Nowells v. Jones

263 P. 698 | Wyo. | 1928

The plaintiff began an action in the District Court to quiet title to real estate. The petition is in the usual form, claiming ownership and possession, and alleging that defendants claim an interest in the real estate and praying that the title be quieted in plaintiff. The former owner of the real estate was made a party, but defaulted. The defendant Union Central Life Insurance Company answered, claiming a lien by virtue of a mortgage dated January 30, 1914, which mortgage lien is alleged to be prior and superior to any title, claim or interest of plaintiff in the lands in suit, and prayed that its mortgage be decreed to be a valid and subsisting lien against the title of plaintiff. The reply was a general denial. Judgment was for defendant as prayed.

The facts are not in dispute. Defendant's mortgage existed as claimed. Plaintiff purchased the real estate in question at a delinquent tax sale on July 14, 1923, for $492.52, said sum being made up of delinquent drainage taxes for 1922 and the state and county taxes for the same year. In 1923 plaintiff paid the drainage, county and state taxes in the sum of $680.06, and in 1924 paid the same taxes in the sum of $417.51. The proper notice having been given and no redemption being made, on June 2, 1925, the County Treasurer issued to plaintiff a tax deed to the property, based on the sale made in 1923 for delinquent drainage taxes for 1922. The only fault found with the tax sale by the answering defendant was that the County Assessor neglected to attach to the combined tax list and assessment roll for the year 1922 a warrant authorizing and directing the Treasurer to collect the taxes therein contained, *408 as provided by Section 2788, Wyoming Compiled Statutes of 1920. That section reads as follows:

"An entry is required to be made upon the combined assessment roll and tax list, by the county assessor, in the form of a certificate, showing what it is, and he shall also attach to this list his warrant, under his hand, in general terms requiring the collector to collect the taxes therein levied, according to law; and no informality in the above requirement shall render any proceedings for the collection of taxes illegal. The assessor is required to deliver the list or cause the same to be delivered to the collector of the county by the third Monday in September in each year, and the collector's receipt shall be taken therefor, and such list shall be full and sufficient authority for the collector to collect all taxes therein contained."
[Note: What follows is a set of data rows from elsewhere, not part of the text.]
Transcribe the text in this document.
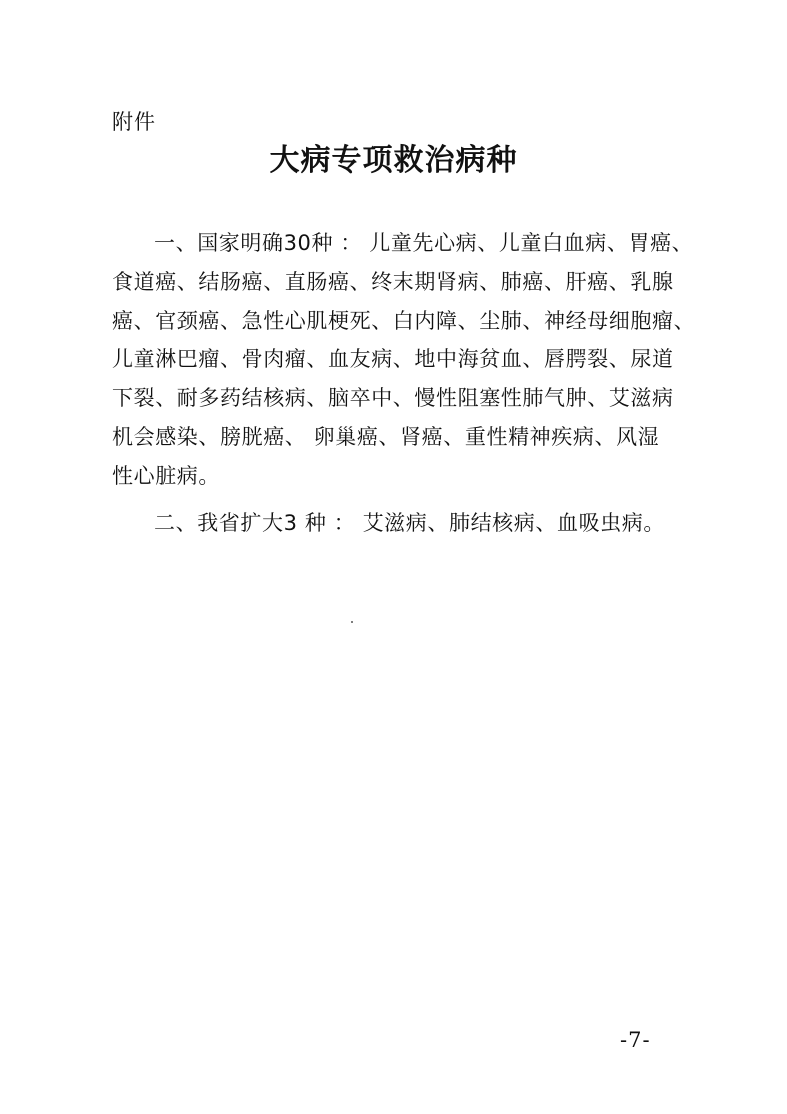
附件
大病专项救治病种
一、国家明确30种 ： 儿童先心病、儿童白血病、胃癌、
食道癌、结肠癌、直肠癌、终末期肾病、肺癌、肝癌、乳腺
癌、官颈癌、急性心肌梗死、白内障、尘肺、神经母细胞瘤、
儿童淋巴瘤、骨肉瘤、血友病、地中海贫血、唇腭裂、尿道
下裂、耐多药结核病、脑卒中、慢性阻塞性肺气肿、艾滋病
机会感染、膀胱癌、 卵巢癌、肾癌、重性精神疾病、风湿
性心脏病。
二、我省扩大3 种 ： 艾滋病、肺结核病、血吸虫病。
-7-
The certificate required by this section was attached, certifying that the combined assessment roll and tax list was such. So we have in this case a combined assessment roll and tax list properly made, except for the warrant, containing a proper description of the lands in controversy, with the taxes duly assessed and levied thereon and delivered to the Treasurer. No question is raised as to the proper assessment of the real estate in question except, as above stated, the failure of the assessor to attach his warrant thereto. And it is not claimed that the taxes assessed were not due and proper nor that the proper procedure was not taken in the sale of the property for delinquent taxes, the sole claim being that without the warrant provided by the above statute, the treasurer had no authority to collect the taxes and hence no power to sell the real estate for delinquent taxes. The contention of defendant is that the collector of taxes attempting to enforce payment of the tax without a warrant authorizing him to do so becomes a trespasser and his acts in that connection are void. So far as we have been advised, that proposition is universally adhered to by the courts and stated by the textbook writers; and we assume it to correctly state the law. It also seems to be equally well settled that the legislature, in the absence *409 of a constitutional provision covering the matter (and we have none), may prescribe the manner and form in which the tax collector obtains his warrant and authority to collect taxes. The legislature might have provided that the certified assessment roll and tax list alone should constitute a sufficient warrant on which the collector might proceed to collect.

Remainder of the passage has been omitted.